Last year, they finished 15th out of 16 teams in runs scored per game. Their pitching was slightly better, finishing tied for 11th.

(Olympic Stadium/Hiram Bithorn played as a pretty strong pitcher's park last year. Based on Diamond-Mind's stats, the two parks combined for below average statistics in everything but doubles.)

Barry Svrluga seems to get it. In Monday's Post, he writes about the team's offensive outlook (No, I don't think that was an intentional pun.)
They couldn't get on base regularly. Too often, they stranded the runners that did reach. They ranked among the three worst teams in the National League in nearly every major offensive category, from batting average to slugging percentage to on-base percentage to runs batted in. Last season, when they played as the Montreal Expos, the Washington Nationals simply couldn't score. The biggest problem in that regard?

"Lack of offense," Manager Frank Robinson said....

"We just didn't get it out of the people that we expected to get it out of," Robinson said Sunday. "We struggled. Any time you don't get the numbers out of the people you are expecting to get it out of, you're going to struggle. We certainly did that."

Barry points to Vinny Castilla and Jose Guillen as sources of improvement. Unforunately, he cites RBI as a reason why they're better. (Ryan, can you deconstruct that one for me?) I think that Castilla and Tony Batista are probably a wash. And Guillen is probably slightly better than Juan Rivera. I wouldn't say that those two are a clear upgrade though.

Barry also cites "Inning-Endy" Chavez and Nick "The Sick" Johnson as the two most likely sources for improvement. We've been over Endy ad nauseum. I won't rehash it now, because you certainly know the drill. No power + No Plate Discipline = Singles Hitter Who Makes a TON of Outs.

NJ is much more interesting. Because of injuries, he's failed to live up to the potential he showed when he tore up the International League with Ted Williams-like numbers. If he can stay healthy, he's a good bet to markedly improve on the pedestrian .251/ .359/ .398 line he put up last year. Something like .280/ .400/ .470 is not unrealistic. If he hits that, this team will surprise some people.

Looking at the rest of the team, the most likely place for improvement is (You better sit for this) Shortstop. Cristian Guzman has taken a lot of abuse from many of us, because he has, at times, been the rich man's Endy Chavez.

Last year he hit .274/ .309/ .384, which is right about his career average. And the key factor in his case, is that he's just 26, meaning he still has a year or two to put up better numbers.

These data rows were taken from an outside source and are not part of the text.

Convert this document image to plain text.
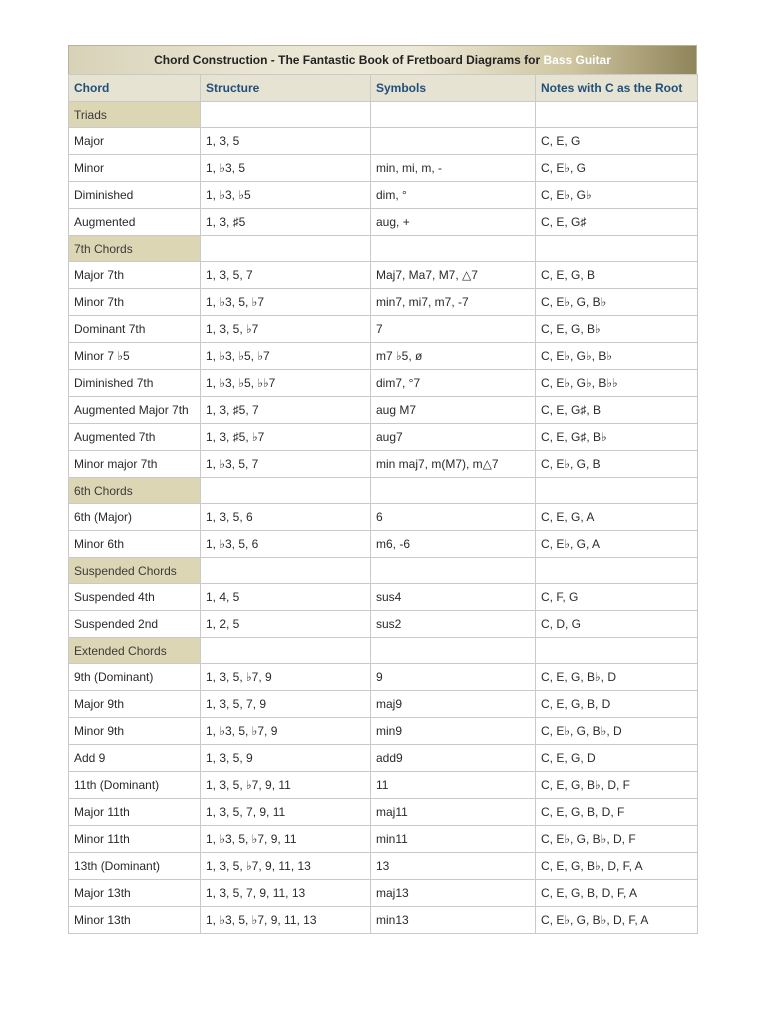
Chord Construction - The Fantastic Book of Fretboard Diagrams for Bass Guitar
Chord	Structure	Symbols	Notes with C as the Root
Triads			
Major	1, 3, 5		C, E, G
Minor	1, ♭3, 5	min, mi, m, -	C, E♭, G
Diminished	1, ♭3, ♭5	dim, °	C, E♭, G♭
Augmented	1, 3, ♯5	aug, +	C, E, G♯
7th Chords			
Major 7th	1, 3, 5, 7	Maj7, Ma7, M7, △7	C, E, G, B
Minor 7th	1, ♭3, 5, ♭7	min7, mi7, m7, -7	C, E♭, G, B♭
Dominant 7th	1, 3, 5, ♭7	7	C, E, G, B♭
Minor 7 ♭5	1, ♭3, ♭5, ♭7	m7 ♭5, ø	C, E♭, G♭, B♭
Diminished 7th	1, ♭3, ♭5, ♭♭7	dim7, °7	C, E♭, G♭, B♭♭
Augmented Major 7th	1, 3, ♯5, 7	aug M7	C, E, G♯, B
Augmented 7th	1, 3, ♯5, ♭7	aug7	C, E, G♯, B♭
Minor major 7th	1, ♭3, 5, 7	min maj7, m(M7), m△7	C, E♭, G, B
6th Chords			
6th (Major)	1, 3, 5, 6	6	C, E, G, A
Minor 6th	1, ♭3, 5, 6	m6, -6	C, E♭, G, A
Suspended Chords			
Suspended 4th	1, 4, 5	sus4	C, F, G
Suspended 2nd	1, 2, 5	sus2	C, D, G
Extended Chords			
9th (Dominant)	1, 3, 5, ♭7, 9	9	C, E, G, B♭, D
Major 9th	1, 3, 5, 7, 9	maj9	C, E, G, B, D
Minor 9th	1, ♭3, 5, ♭7, 9	min9	C, E♭, G, B♭, D
Add 9	1, 3, 5, 9	add9	C, E, G, D
11th (Dominant)	1, 3, 5, ♭7, 9, 11	11	C, E, G, B♭, D, F
Major 11th	1, 3, 5, 7, 9, 11	maj11	C, E, G, B, D, F
Minor 11th	1, ♭3, 5, ♭7, 9, 11	min11	C, E♭, G, B♭, D, F
13th (Dominant)	1, 3, 5, ♭7, 9, 11, 13	13	C, E, G, B♭, D, F, A
Major 13th	1, 3, 5, 7, 9, 11, 13	maj13	C, E, G, B, D, F, A
Minor 13th	1, ♭3, 5, ♭7, 9, 11, 13	min13	C, E♭, G, B♭, D, F, A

Guzman aside, the main reason I'm looking for improvement is because the man he's replacing, Orlando Cabrera, had one of the all-time bad seasons. He slipped under the radar for most of the year, especially because he was smelling like a rose by the end (Or maybe he reeked of champagne?). But, when he was in the land of the fleur-de-lis, he hit an execrable .246/ .298/ .336. (Probably much to the delight of Rey Ordonez and Ray Oyler.) Cristian Guzman could probably hit that next year even if he did nothing but bunt. That's going to be a huge improvement in the offense.

For the rest of the team, I don't see any breakout performances. Nor do I see any precipitous declines, as long as Vidro's knee isn't wretchedly wrenched.

It's a team that has had its share of offensive offense. But, it's also poised for some decent improvements. With the strength and depth of the pitching staff, if the offense can approach league average, .500 is beckoning loudly. And considering this team walked off the field in disappointment 95 times last year, that'd be a huge first step towards the greatness that we all hope will come in the future.


  • Offensive production was exactly the problem with the Montreal Expos, now our Washington Nationals. The 2004 Expos' season started in April with a 5-19 mark. The Expos scored only 45 runs in those 24 games. Those 24 games were against their division rivals. The 2005 Nats' season starts the same way. The Nats will see all four of their division contenders in April. The first nine games on the road.
    The Washington Nationals need to win four out of the nine road games in order to have a shot at a winning record coming out of the month of April.
    Run production will be the key. Look for a minimum on 100 runs scored for the month. This will be the key to a winning season.